Più in particolare, dopo la chiamata al 113 del fratello della vittima, l’indagato era stato arrestato quando ancora indossava lo stesso abbigliamento descritto dalla persona offesa, alla guida della medesima autovettura utilizzata per commettere il delitto con lo specchietto appositamente modificato per simularne la rottura.

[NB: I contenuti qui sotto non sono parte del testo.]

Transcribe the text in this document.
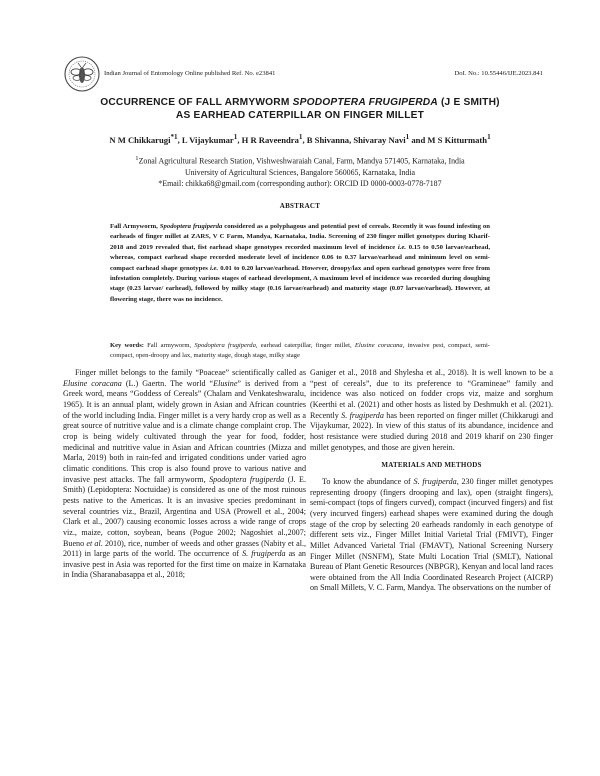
Indian Journal of Entomology Online published Ref. No. e23841	DoI. No.: 10.55446/IJE.2023.841
OCCURRENCE OF FALL ARMYWORM SPODOPTERA FRUGIPERDA (J E SMITH)
AS EARHEAD CATERPILLAR ON FINGER MILLET
N M Chikkarugi$^{*1}$, L Vijaykumar$^1$, H R Raveendra$^1$, B Shivanna, Shivaray Navi$^1$ and M S Kitturmath$^1$
$^1$Zonal Agricultural Research Station, Vishweshwaraiah Canal, Farm, Mandya 571405, Karnataka, India
University of Agricultural Sciences, Bangalore 560065, Karnataka, India
*Email: chikka68@gmail.com (corresponding author): ORCID ID 0000-0003-0778-7187
ABSTRACT
Fall Armyworm, Spodoptera frugiperda considered as a polyphagous and potential pest of cereals. Recently it was found infesting on earheads of finger millet at ZARS, V C Farm, Mandya, Karnataka, India. Screening of 230 finger millet genotypes during Kharif-2018 and 2019 revealed that, fist earhead shape genotypes recorded maximum level of incidence i.e. 0.15 to 0.50 larvae/earhead, whereas, compact earhead shape recorded moderate level of incidence 0.06 to 0.37 larvae/earhead and minimum level on semi-compact earhead shape genotypes i.e. 0.01 to 0.20 larvae/earhead. However, droopy/lax and open earhead genotypes were free from infestation completely. During various stages of earhead development, A maximum level of incidence was recorded during doughing stage (0.23 larvae/ earhead), followed by milky stage (0.16 larvae/earhead) and maturity stage (0.07 larvae/earhead). However, at flowering stage, there was no incidence.
Key words: Fall armyworm, Spodoptera frugiperda, earhead caterpillar, finger millet, Elusine coracana, invasive pest, compact, semi-compact, open-droopy and lax, maturity stage, dough stage, milky stage

Finger millet belongs to the family “Poaceae” scientifically called as Elusine coracana (L.) Gaertn. The world “Elusine” is derived from a Greek word, means “Goddess of Cereals” (Chalam and Venkateshwaralu, 1965). It is an annual plant, widely grown in Asian and African countries of the world including India. Finger millet is a very hardy crop as well as a great source of nutritive value and is a climate change complaint crop. The crop is being widely cultivated through the year for food, fodder, medicinal and nutritive value in Asian and African countries (Mizza and Marla, 2019) both in rain-fed and irrigated conditions under varied agro climatic conditions. This crop is also found prove to various native and invasive pest attacks. The fall armyworm, Spodoptera frugiperda (J. E. Smith) (Lepidoptera: Noctuidae) is considered as one of the most ruinous pests native to the Americas. It is an invasive species predominant in several countries viz., Brazil, Argentina and USA (Prowell et al., 2004; Clark et al., 2007) causing economic losses across a wide range of crops viz., maize, cotton, soybean, beans (Pogue 2002; Nagoshiet al.,2007; Bueno et al. 2010), rice, number of weeds and other grasses (Nabity et al., 2011) in large parts of the world. The occurrence of S. frugiperda as an invasive pest in Asia was reported for the first time on maize in Karnataka in India (Sharanabasappa et al., 2018;

Ganiger et al., 2018 and Shylesha et al., 2018). It is well known to be a “pest of cereals”, due to its preference to “Gramineae” family and incidence was also noticed on fodder crops viz, maize and sorghum (Keerthi et al. (2021) and other hosts as listed by Deshmukh et al. (2021). Recently S. frugiperda has been reported on finger millet (Chikkarugi and Vijaykumar, 2022). In view of this status of its abundance, incidence and host resistance were studied during 2018 and 2019 kharif on 230 finger millet genotypes, and those are given herein.

MATERIALS AND METHODS

To know the abundance of S. frugiperda, 230 finger millet genotypes representing droopy (fingers drooping and lax), open (straight fingers), semi-compact (tops of fingers curved), compact (incurved fingers) and fist (very incurved fingers) earhead shapes were examined during the dough stage of the crop by selecting 20 earheads randomly in each genotype of different sets viz., Finger Millet Initial Varietal Trial (FMIVT), Finger Millet Advanced Varietal Trial (FMAVT), National Screening Nursery Finger Millet (NSNFM), State Multi Location Trial (SMLT), National Bureau of Plant Genetic Resources (NBPGR), Kenyan and local land races were obtained from the All India Coordinated Research Project (AICRP) on Small Millets, V. C. Farm, Mandya. The observations on the number of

L’indagato, peraltro, aveva successivamente reso piena confessione in sede di interrogatorio.
Considerato in diritto
Il ricorso è fondato.
Dalla ricostruzione dei fatti operata dal Tribunale risulta che l’indagato era stato arrestato dopo appena un’ora dal fatto, sulla base di una segnalazione telefonica della sorella della persona offesa senza che la polizia giudiziaria avesse avuto diretta percezione del fatto.
Il successivo intervento delle forze dell’ordine, pertanto, sebbene fosse avvenuto dopo poco tempo, non aveva configurato un caso di “inseguimento”, nell’accezione del termine utilizzato dall’art. 382 cod. proc. pen., che presuppone la diretta percezione del delitto da parte della polizia giudiziaria.
Tuttavia, l’indiziato, poi reo confesso, era stato trovato, senza apprezzabile lasso temporale dal fatto, ancora in possesso di una traccia chiara ed inequivocabile del reato, costituita dal possesso di una autovettura con uno specchietto conformato in modo da poter eseguire il raggiro della specifica truffa che era stata segnalata dalla sorella della vittima.
Infatti, secondo la giurisprudenza di legittimità che il collegio condivide, in tema di arresto in flagranza, l’integrazione dell’ipotesi di cd. “quasi flagranza” costituita dalla “sorpresa” dell’indiziato “con cose o tracce dalle quali appaia che egli abbia commesso il reato immediatamente prima” non richiede – a differenza del caso dell’inseguimento – che la polizia giudiziaria abbia diretta percezione della commissione del reato, essendo sufficiente l’immediata percezione delle tracce del reato e del loro collegamento inequivocabile con l’indiziato (Fattispecie in cui la Corte ha ritenuto che legittimamente i carabinieri avessero proceduto all’arresto in flagranza dei reati di omicidio stradale e di fuga dopo un incidente stradale, di due soggetti che, sulla base delle indicazioni fornite da alcuni testimoni, venivano sopresi, quattro ore dopo i fatti, uno ancora a bordo dell’autovettura con un asciugamano intriso di sangue e l’altro presso l’ospedale mentre ricorreva alle cure mediche per le lesioni riportate) (Sez. 4, n. 53553 del 26/10/2017, Kukigi, Rv. 271683) Massime precedenti Conformi: N. 46159 del 2008 Rv. 241756, N. 7305 del 2010 Rv. 246496, N. 44041 del 2014 Rv. 262097, N. 19948 del 2017 Rv. 270317; n. 51210 del 2019, non massimata (RG34482/2019).
P.Q.M.
Annulla senza rinvio l’ordinanza impugnata e dichiara legittimo l’arresto operato.